Valente e Bioni são categóricos ao afirmar que a Lei Geral de Proteção de Dados — que entraria em vigor em agosto de 2020, mas deve ficar só para 2021 por causa da Covid-19 — deveria servir de norte no desenvolvimento dos sistemas de coleta e análise de informação dos cidadãos.

Além disso, ambos concordam que a Autoridade Nacional de Proteção de Dados (ANPD) já poderia ser constituída e começar a trabalhar nesse sentido. A ANPD foi alvo de diversas polêmicas, principalmente por ter sido criada tardiamente, depois de ser vetada na LGPD, mas é considerada por Valente e Bioni como uma forma de trazer segurança neste momento. "Essa autoridade teria a capacidade de se juntar com ministérios, órgãos públicos e agentes privados e dizer: é assim que podemos tratar a proteção de dados no combate ao coronavírus", diz Bioni.

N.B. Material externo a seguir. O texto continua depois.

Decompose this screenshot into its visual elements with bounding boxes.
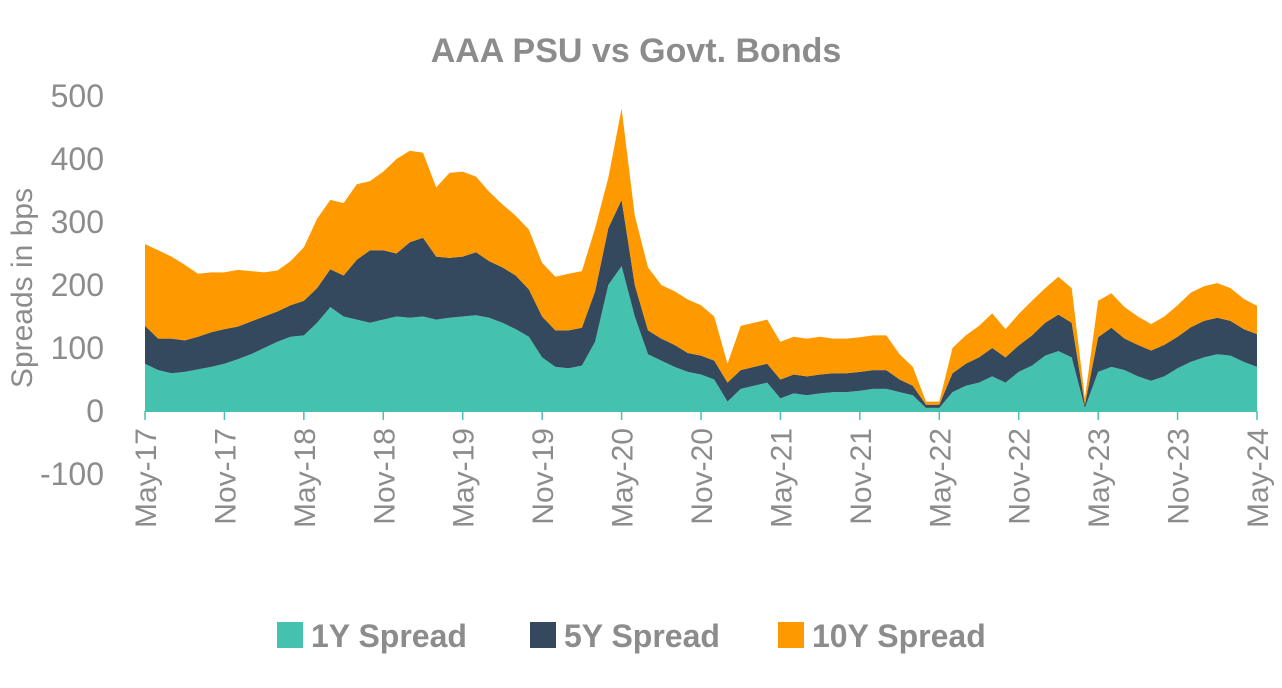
plot-area — [145, 108, 1257, 411]
legend-item-1y-spread: 1Y Spread — [277, 618, 467, 654]
x-tick-label: May-24 — [1242, 428, 1275, 528]
series-area-1y-spread — [145, 266, 1257, 411]
x-tick-label: May-22 — [924, 428, 957, 528]
y-tick-label: 100 — [51, 330, 104, 366]
x-tick-label: May-18 — [289, 428, 322, 528]
x-tick-label: Nov-19 — [527, 428, 560, 525]
legend-label: 10Y Spread — [812, 618, 986, 654]
chart-title: AAA PSU vs Govt. Bonds — [431, 32, 842, 70]
series-area-5y-spread — [145, 199, 1257, 408]
legend-swatch — [778, 622, 804, 648]
x-tick-label: Nov-20 — [686, 428, 719, 525]
y-tick-label: 0 — [86, 393, 104, 429]
x-tick-label: Nov-21 — [845, 428, 878, 525]
x-tick-label: May-20 — [607, 428, 640, 528]
y-tick-label: 400 — [51, 141, 104, 177]
x-tick-label: Nov-17 — [209, 428, 242, 525]
x-tick-label: Nov-22 — [1004, 428, 1037, 525]
legend-item-5y-spread: 5Y Spread — [530, 618, 720, 654]
y-tick-label: 200 — [51, 267, 104, 303]
x-tick-label: May-17 — [130, 428, 163, 528]
legend-swatch — [277, 622, 303, 648]
y-tick-label: 300 — [51, 204, 104, 240]
legend-label: 5Y Spread — [564, 618, 720, 654]
y-axis: 500 400 300 200 100 0 -100 — [40, 78, 104, 492]
legend-item-10y-spread: 10Y Spread — [778, 618, 986, 654]
series-area-10y-spread — [145, 108, 1257, 405]
x-tick-label: May-23 — [1083, 428, 1116, 528]
x-tick-label: May-19 — [448, 428, 481, 528]
x-axis: May-17 Nov-17 May-18 Nov-18 May-19 Nov-19 May-… — [130, 411, 1275, 528]
x-tick-label: Nov-23 — [1163, 428, 1196, 525]
legend: 1Y Spread 5Y Spread 10Y Spread — [277, 618, 986, 654]
y-tick-label: -100 — [40, 456, 104, 492]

Se isso não for feito, ele sugere que a própria população acompanhe de perto as decisões sobre coleta e uso de dados. "É preciso haver uma discussão pública sobre essas políticas que são públicas. Isso envolve, por exemplo, que parcerias entre o setor público e privado sejam colocadas nos portais da transparência. É preciso que tudo seja proativamente publicizado", defende.

"Estado de sítio" virtual?

Acontece que não estamos tão bem assim no quesito transparência. Ao mesmo tempo em que coleta e analisa com mais frequência os dados dos cidadãos, o poder público não parece fazer o caminho inverso e disponibilizar seus dados para a população. A Open Knowledge Brasil, organização que analisa políticas públicas e incentiva o uso de dados abertos, concluiu que, até a o início de abril, apenas seis estados brasileiros tinham nível bom ou alto de transparência sobre os dados da pandemia.

O projeto Transparência Covid-19 analisa semanalmente se os entes federativos estão publicando informações suficientes (e de maneira acessível) sobre a pandemia. São levados em conta, por exemplo, a frequência e o detalhamento dos boletins epidemiológicos, assim como a disponibilização das bases de dados usadas para construí-los.

"Você quer entender as diferentes variáveis, o que influencia na doença. Quanto mais informação a gente tiver sobre isso, melhor", afirma Fernanda Campagnucci, diretora-executiva da Open Knowledge Brasil. Ela explica que a abertura de dados públicos não briga com a proteção de dados pessoais. "São duas faces da mesma moeda: transparência e privacidade. Quando a gente faz um processo de abertura de dados públicos, um dos primeiros passos é fazer uma avaliação de risco sobre se aquela informação vai expor ou não dados pessoais."

Em época de pandemia, é compreensível que alguns serviços estejam mais lentos ou que algumas informações estejam menos acessíveis. Arquivos físicos, por exemplo, são mais difíceis de consultar em setores nos quais os servidores estão trabalhando em regime de home office. Mas a Covid-19 tem sido usada como justificativa em outros casos. Isso foi o que a própria Open Knowledge e outras organizações perceberam.

A Fiquem Sabendo, agência de dados independente e especializada na Lei de Acesso à Informação (LAI), está recolhendo depoimentos de pessoas que tiveram pedidos de LAI negados com alguma justificativa envolvendo o coronavírus.

Bolsonaro chegou a assinar um medida provisória que continha um trecho permitia ao governo ignorar determinados pedidos de LAI por conta da pandemia, mas o ministro do Supremo Tribunal Federal Alexandre de Moraes revogou essa decisão.

"Em tempos normais, a transparência já é um tema negligenciado. Agora, o que o governo fez com a MP foi equivocado e desproporcional. Teria que dar a resposta [aos pedidos de LAI] de outro jeito. Talvez até abrir os dados já seria uma boa medida para reduzir a quantidade de pedidos", opina Campagnucci.

Bolsonaro disse, em março, que "ainda" não considerava decretar estado de sítio por causa do novo coronavírus — medida que suspende diversas garantias constitucionais. Por enquanto, a população e as instituições independentes se mantêm atentas para não abrir brecha para um "estado de sítio" virtual.